Il s'agit tout d'abord d'un roman policier de grande qualité : un style sec et dépouillé, une intrigue rondement menée, des personnages bien campés, bref, un de ces récits de type "machine à lire" que le lecteur lit jusqu'au bout pratiquement d'une seule traite. Et ça se relit sans peine, le récit n'a pas pris une ride, bien au contraire.

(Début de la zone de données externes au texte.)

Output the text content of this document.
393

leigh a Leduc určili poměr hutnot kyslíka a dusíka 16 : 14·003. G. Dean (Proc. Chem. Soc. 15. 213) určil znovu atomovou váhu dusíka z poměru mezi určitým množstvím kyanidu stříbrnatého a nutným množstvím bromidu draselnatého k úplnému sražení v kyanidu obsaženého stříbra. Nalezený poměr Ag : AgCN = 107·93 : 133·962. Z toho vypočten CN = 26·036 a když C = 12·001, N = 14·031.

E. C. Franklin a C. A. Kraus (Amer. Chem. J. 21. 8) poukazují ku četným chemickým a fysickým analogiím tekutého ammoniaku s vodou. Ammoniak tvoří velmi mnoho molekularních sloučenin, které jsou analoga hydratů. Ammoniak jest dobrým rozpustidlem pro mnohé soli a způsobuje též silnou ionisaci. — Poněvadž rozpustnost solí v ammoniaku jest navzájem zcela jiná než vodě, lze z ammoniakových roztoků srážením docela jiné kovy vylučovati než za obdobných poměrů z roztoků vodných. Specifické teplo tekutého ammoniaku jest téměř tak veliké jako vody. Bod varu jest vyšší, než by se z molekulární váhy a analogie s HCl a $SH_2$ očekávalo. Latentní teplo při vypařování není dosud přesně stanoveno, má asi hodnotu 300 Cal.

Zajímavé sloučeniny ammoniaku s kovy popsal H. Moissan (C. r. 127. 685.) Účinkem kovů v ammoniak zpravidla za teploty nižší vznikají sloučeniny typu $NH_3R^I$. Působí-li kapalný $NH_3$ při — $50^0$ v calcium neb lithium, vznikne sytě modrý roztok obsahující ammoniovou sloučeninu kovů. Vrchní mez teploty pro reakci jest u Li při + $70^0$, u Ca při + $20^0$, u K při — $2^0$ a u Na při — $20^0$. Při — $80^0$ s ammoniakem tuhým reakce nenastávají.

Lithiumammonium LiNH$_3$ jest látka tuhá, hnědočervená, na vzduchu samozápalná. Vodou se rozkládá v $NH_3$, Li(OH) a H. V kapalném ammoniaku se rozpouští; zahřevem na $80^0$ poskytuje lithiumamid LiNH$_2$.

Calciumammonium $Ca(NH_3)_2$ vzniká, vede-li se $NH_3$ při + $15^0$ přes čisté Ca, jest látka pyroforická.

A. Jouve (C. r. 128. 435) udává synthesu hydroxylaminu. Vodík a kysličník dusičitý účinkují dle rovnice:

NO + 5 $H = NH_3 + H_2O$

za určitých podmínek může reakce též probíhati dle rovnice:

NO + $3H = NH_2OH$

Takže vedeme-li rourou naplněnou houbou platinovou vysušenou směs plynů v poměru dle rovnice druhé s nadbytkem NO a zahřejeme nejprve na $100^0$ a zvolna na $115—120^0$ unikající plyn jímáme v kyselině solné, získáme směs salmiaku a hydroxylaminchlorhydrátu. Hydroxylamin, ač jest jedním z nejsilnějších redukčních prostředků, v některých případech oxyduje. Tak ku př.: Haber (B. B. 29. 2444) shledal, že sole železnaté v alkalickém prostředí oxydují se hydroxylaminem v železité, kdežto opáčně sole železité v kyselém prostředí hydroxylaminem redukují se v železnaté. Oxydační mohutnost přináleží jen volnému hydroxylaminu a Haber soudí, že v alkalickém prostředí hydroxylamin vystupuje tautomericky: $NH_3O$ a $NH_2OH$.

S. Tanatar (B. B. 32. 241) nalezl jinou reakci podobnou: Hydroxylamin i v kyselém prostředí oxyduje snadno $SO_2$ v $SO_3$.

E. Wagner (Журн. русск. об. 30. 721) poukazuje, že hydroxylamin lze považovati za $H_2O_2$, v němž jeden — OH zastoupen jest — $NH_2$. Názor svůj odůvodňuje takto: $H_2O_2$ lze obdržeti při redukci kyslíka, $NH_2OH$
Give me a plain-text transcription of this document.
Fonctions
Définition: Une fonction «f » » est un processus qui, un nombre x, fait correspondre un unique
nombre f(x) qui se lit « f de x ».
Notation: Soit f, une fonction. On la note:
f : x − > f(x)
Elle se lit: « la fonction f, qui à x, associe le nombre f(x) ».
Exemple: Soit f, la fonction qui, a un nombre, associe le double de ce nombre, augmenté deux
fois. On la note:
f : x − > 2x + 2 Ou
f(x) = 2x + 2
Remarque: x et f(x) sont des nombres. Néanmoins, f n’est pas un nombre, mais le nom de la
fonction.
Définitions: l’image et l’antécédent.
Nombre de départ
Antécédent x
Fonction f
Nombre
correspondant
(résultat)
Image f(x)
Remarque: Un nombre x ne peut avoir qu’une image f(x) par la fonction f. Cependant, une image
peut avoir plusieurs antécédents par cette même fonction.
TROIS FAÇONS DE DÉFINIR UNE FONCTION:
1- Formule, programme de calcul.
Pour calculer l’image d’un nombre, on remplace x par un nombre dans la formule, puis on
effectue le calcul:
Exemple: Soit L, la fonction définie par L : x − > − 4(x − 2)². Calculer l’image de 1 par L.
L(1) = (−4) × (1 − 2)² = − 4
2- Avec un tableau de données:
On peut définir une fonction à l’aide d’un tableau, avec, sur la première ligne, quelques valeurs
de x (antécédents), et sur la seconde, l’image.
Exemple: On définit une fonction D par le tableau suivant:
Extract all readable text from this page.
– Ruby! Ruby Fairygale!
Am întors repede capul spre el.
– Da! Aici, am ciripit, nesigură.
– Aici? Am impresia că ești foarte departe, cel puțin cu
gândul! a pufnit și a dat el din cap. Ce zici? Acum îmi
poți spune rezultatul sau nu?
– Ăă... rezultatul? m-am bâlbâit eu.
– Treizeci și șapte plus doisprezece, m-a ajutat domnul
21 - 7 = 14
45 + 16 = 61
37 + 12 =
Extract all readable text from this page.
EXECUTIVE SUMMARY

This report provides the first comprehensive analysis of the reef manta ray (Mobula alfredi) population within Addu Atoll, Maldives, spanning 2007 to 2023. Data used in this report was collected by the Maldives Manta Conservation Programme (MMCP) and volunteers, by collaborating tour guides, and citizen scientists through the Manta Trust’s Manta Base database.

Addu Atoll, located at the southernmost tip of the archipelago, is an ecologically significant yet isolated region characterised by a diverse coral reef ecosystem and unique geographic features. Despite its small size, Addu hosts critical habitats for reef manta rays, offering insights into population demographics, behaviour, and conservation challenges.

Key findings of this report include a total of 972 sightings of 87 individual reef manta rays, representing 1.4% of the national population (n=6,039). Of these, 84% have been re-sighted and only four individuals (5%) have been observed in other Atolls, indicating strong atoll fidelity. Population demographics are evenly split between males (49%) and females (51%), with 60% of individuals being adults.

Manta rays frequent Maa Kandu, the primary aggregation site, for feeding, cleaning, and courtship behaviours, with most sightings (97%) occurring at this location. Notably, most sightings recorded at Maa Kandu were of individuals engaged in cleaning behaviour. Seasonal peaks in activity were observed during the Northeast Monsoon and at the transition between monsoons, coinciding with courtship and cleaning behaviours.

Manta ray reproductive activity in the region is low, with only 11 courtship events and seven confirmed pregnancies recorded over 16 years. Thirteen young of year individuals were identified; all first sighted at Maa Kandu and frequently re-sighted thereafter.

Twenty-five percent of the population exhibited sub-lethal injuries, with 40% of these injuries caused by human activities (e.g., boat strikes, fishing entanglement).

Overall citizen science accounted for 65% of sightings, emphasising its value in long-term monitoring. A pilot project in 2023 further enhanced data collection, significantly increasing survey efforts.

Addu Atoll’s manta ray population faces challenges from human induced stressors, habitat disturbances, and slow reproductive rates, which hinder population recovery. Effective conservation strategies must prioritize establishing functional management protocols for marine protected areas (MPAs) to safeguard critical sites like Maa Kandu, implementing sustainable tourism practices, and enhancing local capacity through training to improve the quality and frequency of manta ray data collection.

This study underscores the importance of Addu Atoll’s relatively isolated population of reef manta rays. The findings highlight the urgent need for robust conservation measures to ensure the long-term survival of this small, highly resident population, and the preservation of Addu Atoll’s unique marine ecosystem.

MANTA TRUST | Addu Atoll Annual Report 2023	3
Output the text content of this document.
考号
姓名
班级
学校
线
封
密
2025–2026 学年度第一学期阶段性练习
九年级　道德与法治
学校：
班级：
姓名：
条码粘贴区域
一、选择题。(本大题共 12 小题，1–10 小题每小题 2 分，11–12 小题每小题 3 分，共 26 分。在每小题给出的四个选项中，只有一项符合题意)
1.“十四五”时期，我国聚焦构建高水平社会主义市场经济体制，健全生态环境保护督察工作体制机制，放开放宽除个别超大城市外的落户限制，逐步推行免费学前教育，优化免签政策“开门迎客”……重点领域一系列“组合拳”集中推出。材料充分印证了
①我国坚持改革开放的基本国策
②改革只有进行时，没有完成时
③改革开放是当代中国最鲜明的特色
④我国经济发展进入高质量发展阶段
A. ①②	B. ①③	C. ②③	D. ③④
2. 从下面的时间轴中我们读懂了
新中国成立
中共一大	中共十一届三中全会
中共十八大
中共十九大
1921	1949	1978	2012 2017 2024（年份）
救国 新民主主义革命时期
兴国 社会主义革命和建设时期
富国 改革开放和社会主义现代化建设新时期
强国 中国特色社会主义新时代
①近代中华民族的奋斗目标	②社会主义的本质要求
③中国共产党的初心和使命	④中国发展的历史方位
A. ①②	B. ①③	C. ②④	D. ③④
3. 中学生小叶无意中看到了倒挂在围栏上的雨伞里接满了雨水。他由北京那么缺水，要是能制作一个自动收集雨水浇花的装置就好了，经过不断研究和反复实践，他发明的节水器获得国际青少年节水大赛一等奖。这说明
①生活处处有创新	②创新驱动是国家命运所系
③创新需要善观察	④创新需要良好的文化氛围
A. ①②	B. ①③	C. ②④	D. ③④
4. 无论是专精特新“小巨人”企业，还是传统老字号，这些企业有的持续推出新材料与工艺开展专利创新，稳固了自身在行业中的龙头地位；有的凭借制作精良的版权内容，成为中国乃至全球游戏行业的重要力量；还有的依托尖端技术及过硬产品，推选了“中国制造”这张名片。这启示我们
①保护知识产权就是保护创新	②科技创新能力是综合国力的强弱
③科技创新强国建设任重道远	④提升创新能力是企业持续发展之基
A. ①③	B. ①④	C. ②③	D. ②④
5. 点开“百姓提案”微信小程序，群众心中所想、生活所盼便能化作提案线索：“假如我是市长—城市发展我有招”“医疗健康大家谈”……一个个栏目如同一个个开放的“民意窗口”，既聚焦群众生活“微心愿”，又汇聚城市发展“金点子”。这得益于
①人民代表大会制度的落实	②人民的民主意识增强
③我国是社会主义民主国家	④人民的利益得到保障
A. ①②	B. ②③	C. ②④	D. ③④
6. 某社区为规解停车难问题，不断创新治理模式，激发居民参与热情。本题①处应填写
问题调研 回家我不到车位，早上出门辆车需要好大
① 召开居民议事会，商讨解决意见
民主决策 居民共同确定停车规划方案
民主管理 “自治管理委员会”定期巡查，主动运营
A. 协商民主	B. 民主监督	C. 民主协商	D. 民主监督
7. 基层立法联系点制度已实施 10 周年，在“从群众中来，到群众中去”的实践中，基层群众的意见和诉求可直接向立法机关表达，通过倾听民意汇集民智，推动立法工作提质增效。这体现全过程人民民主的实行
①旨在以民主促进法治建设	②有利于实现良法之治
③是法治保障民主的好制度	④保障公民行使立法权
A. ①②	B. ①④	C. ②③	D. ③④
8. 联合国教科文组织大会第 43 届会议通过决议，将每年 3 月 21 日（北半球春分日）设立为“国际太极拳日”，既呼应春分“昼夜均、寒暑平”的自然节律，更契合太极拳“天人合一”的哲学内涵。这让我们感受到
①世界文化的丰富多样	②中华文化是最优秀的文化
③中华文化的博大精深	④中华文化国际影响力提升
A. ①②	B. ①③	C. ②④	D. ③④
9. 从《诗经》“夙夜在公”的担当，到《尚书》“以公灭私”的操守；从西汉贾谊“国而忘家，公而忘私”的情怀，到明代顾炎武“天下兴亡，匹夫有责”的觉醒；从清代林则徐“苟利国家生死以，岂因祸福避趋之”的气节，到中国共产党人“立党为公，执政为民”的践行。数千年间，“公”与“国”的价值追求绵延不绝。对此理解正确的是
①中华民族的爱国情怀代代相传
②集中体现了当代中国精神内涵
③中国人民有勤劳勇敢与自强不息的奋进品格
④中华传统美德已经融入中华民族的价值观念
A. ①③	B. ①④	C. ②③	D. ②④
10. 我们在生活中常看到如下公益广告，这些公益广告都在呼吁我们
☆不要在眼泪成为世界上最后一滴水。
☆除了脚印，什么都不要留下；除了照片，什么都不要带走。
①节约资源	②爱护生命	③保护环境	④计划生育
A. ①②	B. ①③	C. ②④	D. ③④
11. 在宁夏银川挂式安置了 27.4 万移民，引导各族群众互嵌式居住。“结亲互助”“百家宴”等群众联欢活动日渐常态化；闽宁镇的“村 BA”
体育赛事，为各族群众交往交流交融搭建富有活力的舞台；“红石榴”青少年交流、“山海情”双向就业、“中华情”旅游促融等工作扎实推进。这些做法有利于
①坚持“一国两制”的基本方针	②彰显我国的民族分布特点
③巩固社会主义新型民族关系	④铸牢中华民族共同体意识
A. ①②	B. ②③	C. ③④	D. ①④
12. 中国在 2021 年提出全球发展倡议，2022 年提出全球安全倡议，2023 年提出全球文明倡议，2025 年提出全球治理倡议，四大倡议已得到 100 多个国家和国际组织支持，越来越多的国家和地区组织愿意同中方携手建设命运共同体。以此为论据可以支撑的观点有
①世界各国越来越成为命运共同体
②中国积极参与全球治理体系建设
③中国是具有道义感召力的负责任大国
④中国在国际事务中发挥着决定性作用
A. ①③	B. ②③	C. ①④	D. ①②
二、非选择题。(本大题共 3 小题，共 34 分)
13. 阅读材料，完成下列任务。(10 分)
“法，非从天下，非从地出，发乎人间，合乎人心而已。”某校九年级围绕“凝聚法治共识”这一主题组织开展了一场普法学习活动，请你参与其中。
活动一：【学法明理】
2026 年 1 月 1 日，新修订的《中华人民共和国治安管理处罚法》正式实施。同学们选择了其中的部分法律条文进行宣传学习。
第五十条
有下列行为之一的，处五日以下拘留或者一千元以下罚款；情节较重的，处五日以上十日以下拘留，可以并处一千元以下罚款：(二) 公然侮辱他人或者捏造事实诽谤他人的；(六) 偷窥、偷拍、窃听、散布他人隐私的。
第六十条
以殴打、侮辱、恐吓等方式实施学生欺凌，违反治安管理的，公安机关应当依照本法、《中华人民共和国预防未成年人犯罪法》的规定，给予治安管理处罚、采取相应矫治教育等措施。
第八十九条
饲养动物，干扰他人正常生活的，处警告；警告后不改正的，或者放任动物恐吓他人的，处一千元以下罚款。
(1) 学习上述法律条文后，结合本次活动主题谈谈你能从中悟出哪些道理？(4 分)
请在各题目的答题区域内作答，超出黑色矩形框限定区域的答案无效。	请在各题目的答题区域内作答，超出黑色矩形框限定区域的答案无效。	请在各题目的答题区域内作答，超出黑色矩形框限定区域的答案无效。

L'auteur prend appui sur une affaire bien réelle – le limogeage, le "dézingage" à Lyon du commissaire Charles Javilliey – pour articuler toute l'intrigue sur une unique idée forte, à savoir l'irruption dans ces années post-soixante-huitardes d'une magistrature de petits juges se croyant "de gauche", avides de jouer les Zorro et d'affirmer leur petit pouvoir sur la police, tout en restant bien douillettement à l'abri dans leurs bureaux, leurs volumineux dossiers, leurs certitudes de petits bureaucrates... trouvant tout naturellement la complicité de journalistes tout aussi avides de jouer les justiciers purs et durs.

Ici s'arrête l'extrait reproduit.